Apple announced a new quantum-resistant encryption protocol that will be used to secure iMessage communications, PQ3 against attack scenarios known as "harvest now, decrypt later".
To classify different encryption algorithms used in messaging applications based on their properties, Apple researchers defined their own taxonomy. At Level 0, they say, we find protocols that do not ensure end-to-end encryption nor quantum security; at Level 1, end-to-end secure algorithms with no quantum security; at Level 2, end-to-end secure ciphers which are post-quantum ready in the initial key establishment; and finally, at Level 3, end-to-end secure ciphers that use post-quantum crypto for initial key establishment as well as for message exchange.

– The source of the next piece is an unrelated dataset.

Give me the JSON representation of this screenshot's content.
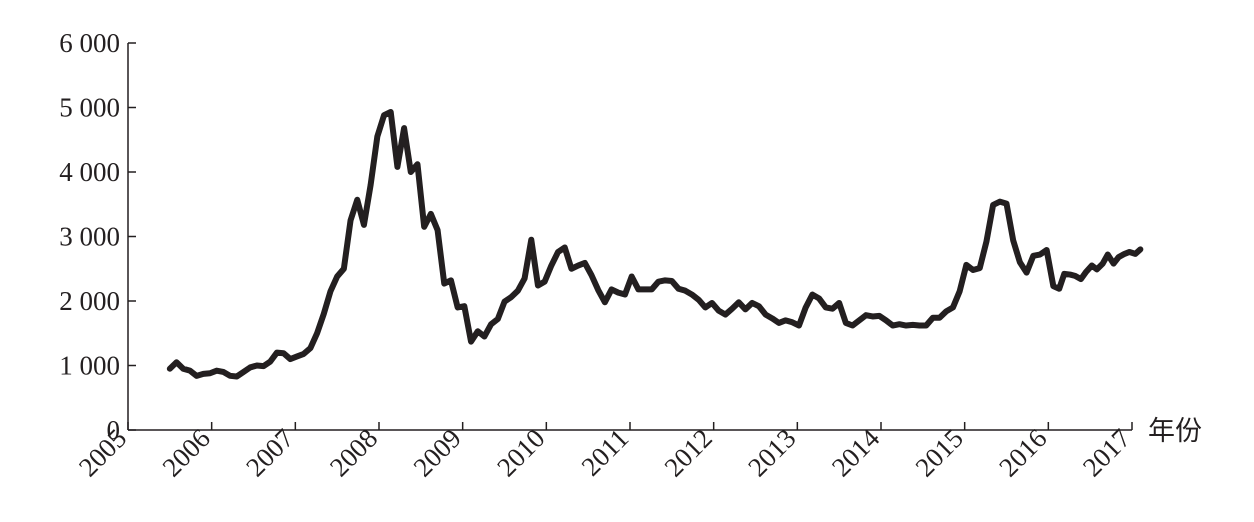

According to Apple, their PQ3 protocol is the first messaging protocol that has attained Level 3 security. Additionally, PQ3 is able to automatically restore cryptographic security of a conversation even if a given key becomes compromised. As a comparison, say Apple researchers, the recently introduced PQXHD protocol that is used by Signal operates at Level 2.
PQ3 uses a hybrid design combining post-quantum algorithms with current Elliptic Curve algorithms to ensure it is at least as secure as current encryption algorithms.
We chose to use Kyber post-quantum public keys, an algorithm that received close scrutiny from the global cryptography community, and was selected by NIST as the Module Lattice-based Key Encapsulation Mechanism standard, or ML-KEM. This enables sender devices to obtain a receiver’s public keys and generate post-quantum encryption keys for the very first message, even if the receiver is offline. We refer to this as initial key establishment.
PQ3 is designed to meet several requirements, such as using post-quantum cryptography from the start of a conversation; limiting how many past and future messages can be decrypted with a single key to limit the impact of a key being compromised; and reducing message size to reduce overhead.
Interestingly, Apple used formal verification methods to ensure PQ3 delivers strong security guarantees both from their internal Security Engineering and Architecture (SEAR) team, as well as from a team led by Professor David Basin, head of the Information Security Group at ETH Zürich and one of the inventors of Tamarin, a security protocol verification tool.
According to Professor Basin, PQ3 is designed to function securely in post-quantum scenarios:
We prove the properties even when the protocol operates in the presence of very strong adversaries who can corrupt parties or possess quantum computers and therefore defeat classical cryptography. PQ3 goes beyond Signal with regards to post-quantum defenses. In PQ3, a post-quantum secure algorithm is part of the ratcheting and used repeatedly, rather than only once in the initialization as in Signal.
If you are interested in getting the full details on PQ3, do not miss Apple's original article.
PQ3 will be rolled out starting with the public releases of iOS 17.4, iPadOS 17.4, macOS 14.4, and watchOS 10.4.